Pelarangan menerima upah ini berdasarkan hadits Nabi SAW:

“Rasulullah SAW memerintahkanku untuk mengurusi penyembelihan unta kurbannya dan juga membagikan semua kulit bagian tubuh dan kulit punggungnya. Dan aku tidak diperbolehkan untuk memberikan bagian apapun darinya kepada tukang jagal.” (HR. Bukhari dan Muslim)

Berdasarkan hadits ini, mereka berpendapat penyediaan makanan untuk panitia kurban sebagai wakil orang-orang yang berkurban harus diambil dari dana mereka di luar peruntukan untuk kurban. Hal ini berdasarkan hadits:

”Kami mengupahnya dari uang kami pribadi.” (HR. Muslim)

Sebagian ulama yang lainnya menganggapnya bahwa panitia boleh  makan bersama daging kurban karena bukan sebagai upah kerja. Karena upah biasanya bersifat khusus dan untuk orang-orang tertentu saja.

Karena itu panitia kurban dibolehkan mengambil dan memasak sebagian dari hewan qurban selama bukan sebagai upah. Hal itu karena panita menjadi wakil dari pekurban. Sedangkan orang yang berkurban dibolehkan untuk memakan sebagian daging kurbannya.

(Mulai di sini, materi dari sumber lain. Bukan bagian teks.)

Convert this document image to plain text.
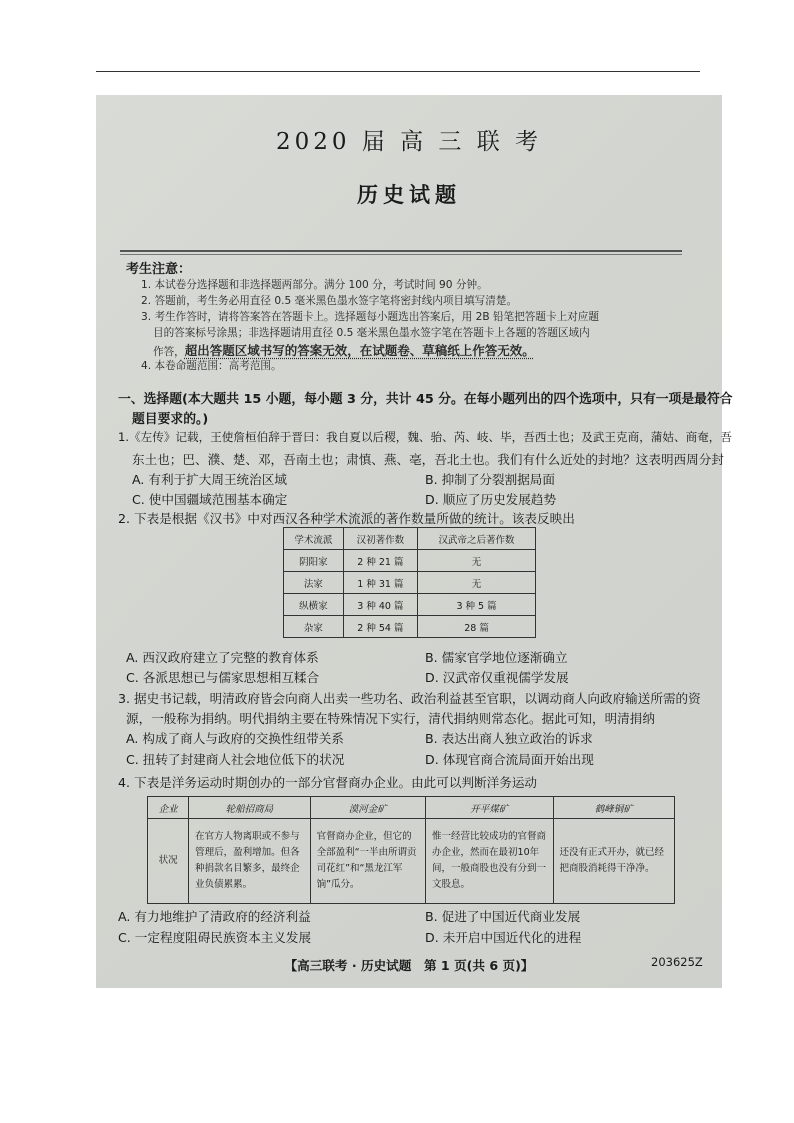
2020 届 高 三 联 考
历史试题
考生注意：
1. 本试卷分选择题和非选择题两部分。满分 100 分，考试时间 90 分钟。
2. 答题前，考生务必用直径 0.5 毫米黑色墨水签字笔将密封线内项目填写清楚。
3. 考生作答时，请将答案答在答题卡上。选择题每小题选出答案后，用 2B 铅笔把答题卡上对应题
目的答案标号涂黑；非选择题请用直径 0.5 毫米黑色墨水签字笔在答题卡上各题的答题区域内
作答，超出答题区域书写的答案无效，在试题卷、草稿纸上作答无效。
4. 本卷命题范围：高考范围。
一、选择题(本大题共 15 小题，每小题 3 分，共计 45 分。在每小题列出的四个选项中，只有一项是最符合
题目要求的。)
1.《左传》记载，王使詹桓伯辞于晋曰：我自夏以后稷，魏、骀、芮、岐、毕，吾西土也；及武王克商，蒲姑、商奄，吾
东土也；巴、濮、楚、邓，吾南土也；肃慎、燕、亳，吾北土也。我们有什么近处的封地？这表明西周分封
A. 有利于扩大周王统治区域	B. 抑制了分裂割据局面
C. 使中国疆域范围基本确定	D. 顺应了历史发展趋势
2. 下表是根据《汉书》中对西汉各种学术流派的著作数量所做的统计。该表反映出
学术流派	汉初著作数	汉武帝之后著作数
阴阳家	2 种 21 篇	无
法家	1 种 31 篇	无
纵横家	3 种 40 篇	3 种 5 篇
杂家	2 种 54 篇	28 篇
A. 西汉政府建立了完整的教育体系	B. 儒家官学地位逐渐确立
C. 各派思想已与儒家思想相互糅合	D. 汉武帝仅重视儒学发展
3. 据史书记载，明清政府皆会向商人出卖一些功名、政治利益甚至官职，以调动商人向政府输送所需的资
源，一般称为捐纳。明代捐纳主要在特殊情况下实行，清代捐纳则常态化。据此可知，明清捐纳
A. 构成了商人与政府的交换性纽带关系	B. 表达出商人独立政治的诉求
C. 扭转了封建商人社会地位低下的状况	D. 体现官商合流局面开始出现
4. 下表是洋务运动时期创办的一部分官督商办企业。由此可以判断洋务运动
企业	轮船招商局	漠河金矿	开平煤矿	鹤峰铜矿
状况	在官方人物离职或不参与管理后，盈利增加。但各种捐款名目繁多，最终企业负债累累。	官督商办企业，但它的全部盈利“一半由所谓贡司花红”和“黑龙江军饷”瓜分。	惟一经营比较成功的官督商办企业，然而在最初10年间，一般商股也没有分到一文股息。	还没有正式开办，就已经把商股消耗得干净净。
A. 有力地维护了清政府的经济利益	B. 促进了中国近代商业发展
C. 一定程度阻碍民族资本主义发展	D. 未开启中国近代化的进程
【高三联考 · 历史试题　第 1 页(共 6 页)】	203625Z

Kedua pendapat ini bisa dipegang.

Bagi yang menganggap sebagian daging atau bagian lainnya dari hewan kurban yang dimasak untuk panitia sebagai upah, maka ada baiknya orang-orang yang berkurban memberikan upah dari uang pribadi mereka atau menyediakan makanan untuk panitia kurban.

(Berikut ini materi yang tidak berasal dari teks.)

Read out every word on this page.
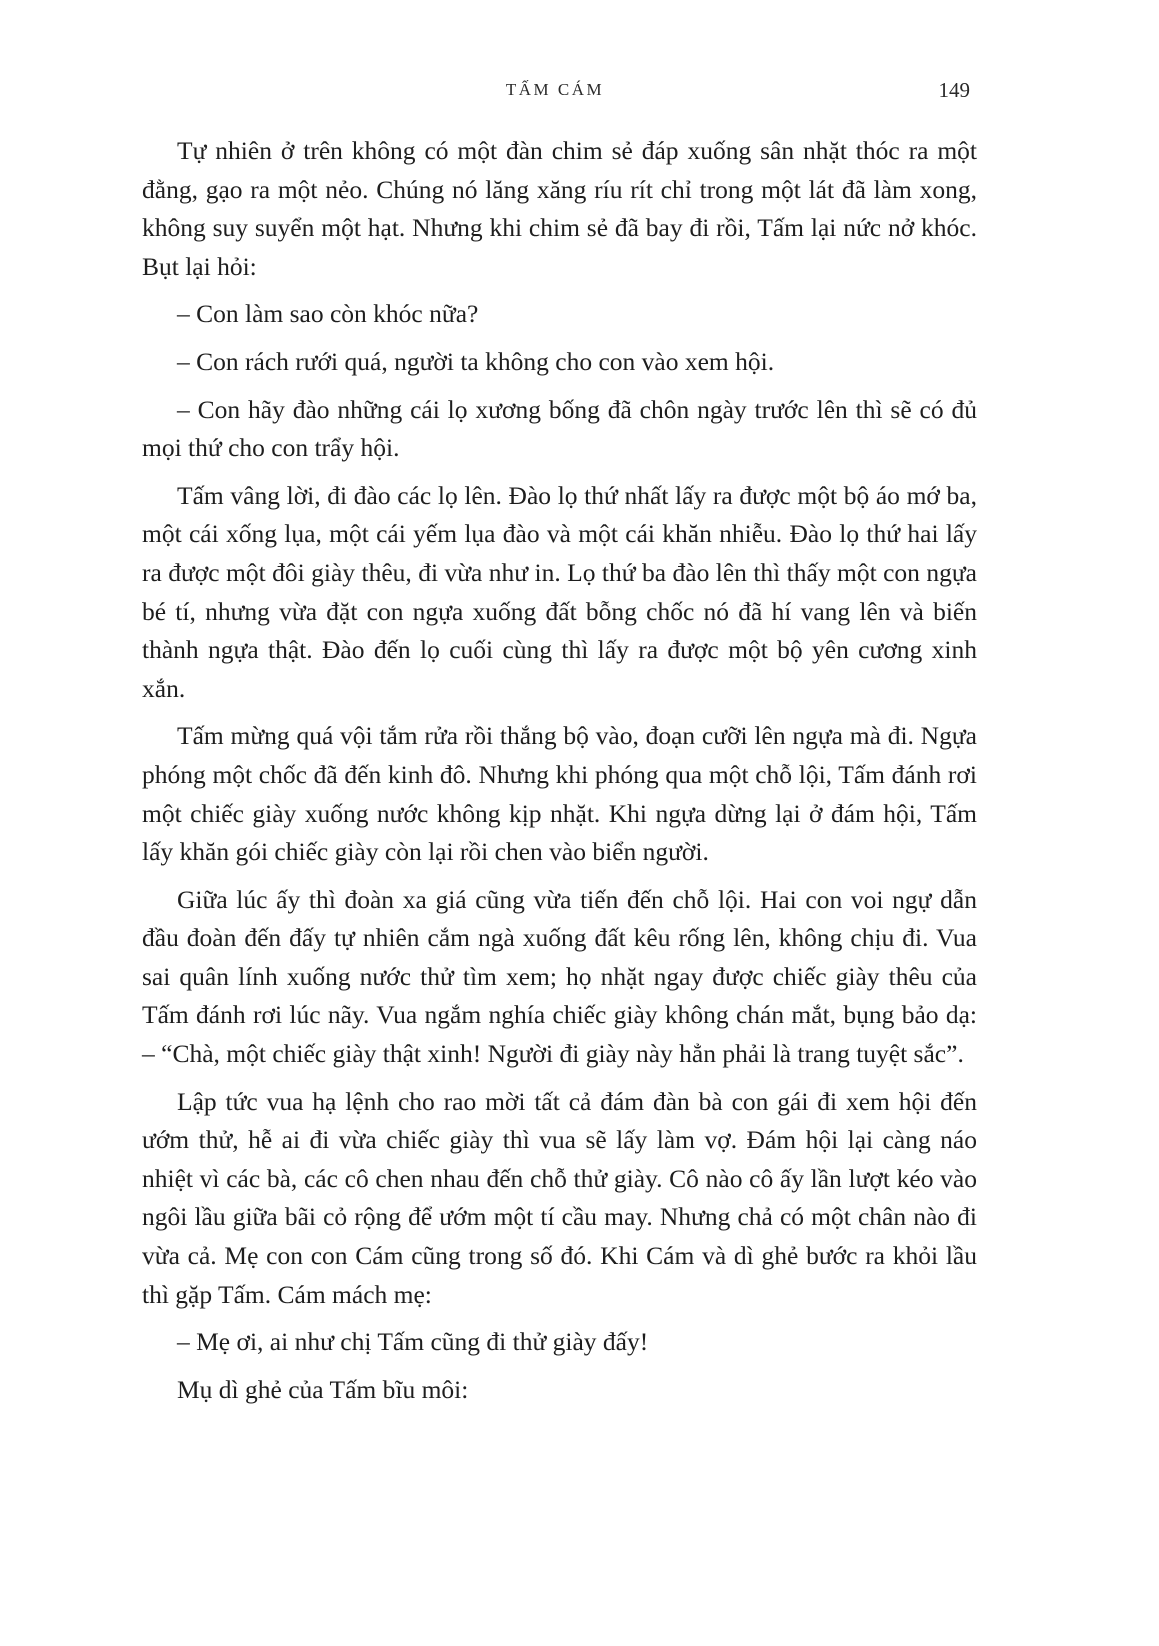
TẤM CÁM	149

Tự nhiên ở trên không có một đàn chim sẻ đáp xuống sân nhặt thóc ra một đằng, gạo ra một nẻo. Chúng nó lăng xăng ríu rít chỉ trong một lát đã làm xong, không suy suyển một hạt. Nhưng khi chim sẻ đã bay đi rồi, Tấm lại nức nở khóc. Bụt lại hỏi:

– Con làm sao còn khóc nữa?

– Con rách rưới quá, người ta không cho con vào xem hội.

– Con hãy đào những cái lọ xương bống đã chôn ngày trước lên thì sẽ có đủ mọi thứ cho con trẩy hội.

Tấm vâng lời, đi đào các lọ lên. Đào lọ thứ nhất lấy ra được một bộ áo mớ ba, một cái xống lụa, một cái yếm lụa đào và một cái khăn nhiễu. Đào lọ thứ hai lấy ra được một đôi giày thêu, đi vừa như in. Lọ thứ ba đào lên thì thấy một con ngựa bé tí, nhưng vừa đặt con ngựa xuống đất bỗng chốc nó đã hí vang lên và biến thành ngựa thật. Đào đến lọ cuối cùng thì lấy ra được một bộ yên cương xinh xắn.

Tấm mừng quá vội tắm rửa rồi thắng bộ vào, đoạn cưỡi lên ngựa mà đi. Ngựa phóng một chốc đã đến kinh đô. Nhưng khi phóng qua một chỗ lội, Tấm đánh rơi một chiếc giày xuống nước không kịp nhặt. Khi ngựa dừng lại ở đám hội, Tấm lấy khăn gói chiếc giày còn lại rồi chen vào biển người.

Giữa lúc ấy thì đoàn xa giá cũng vừa tiến đến chỗ lội. Hai con voi ngự dẫn đầu đoàn đến đấy tự nhiên cắm ngà xuống đất kêu rống lên, không chịu đi. Vua sai quân lính xuống nước thử tìm xem; họ nhặt ngay được chiếc giày thêu của Tấm đánh rơi lúc nãy. Vua ngắm nghía chiếc giày không chán mắt, bụng bảo dạ: – “Chà, một chiếc giày thật xinh! Người đi giày này hẳn phải là trang tuyệt sắc”.

Lập tức vua hạ lệnh cho rao mời tất cả đám đàn bà con gái đi xem hội đến ướm thử, hễ ai đi vừa chiếc giày thì vua sẽ lấy làm vợ. Đám hội lại càng náo nhiệt vì các bà, các cô chen nhau đến chỗ thử giày. Cô nào cô ấy lần lượt kéo vào ngôi lầu giữa bãi cỏ rộng để ướm một tí cầu may. Nhưng chả có một chân nào đi vừa cả. Mẹ con con Cám cũng trong số đó. Khi Cám và dì ghẻ bước ra khỏi lầu thì gặp Tấm. Cám mách mẹ:

– Mẹ ơi, ai như chị Tấm cũng đi thử giày đấy!

Mụ dì ghẻ của Tấm bĩu môi:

Bagi pendapat yang kedua, maka tidak ada salahnya pekurban mengikhlaskan sebagian daging atau bagian lainnya dari hewan kurban mereka untuk dimasak panitia sebagai pemberian sukarela, bukan sebagai upah. Bahkansebagai hari bersuka ria dan makan minum hari raya.

Bagi yang mengambil pendapat kedua, maka daging atau bagian dari hewan kurban yang dimasak sebaiknya tidak hanya khusus untuk panitia saja. Namun, juga untuk warga lainnya yang bukan panitia untuk ikut makan bersama.

Makan bersama tersebut dalam hal ini bisa berstatus sebagai pembagian dan atau hadiah daging hewan qurban dalam bentuk siap saji dan ini adalah suatu hal yang dibenarkan menurut pendapat yang paling kuat.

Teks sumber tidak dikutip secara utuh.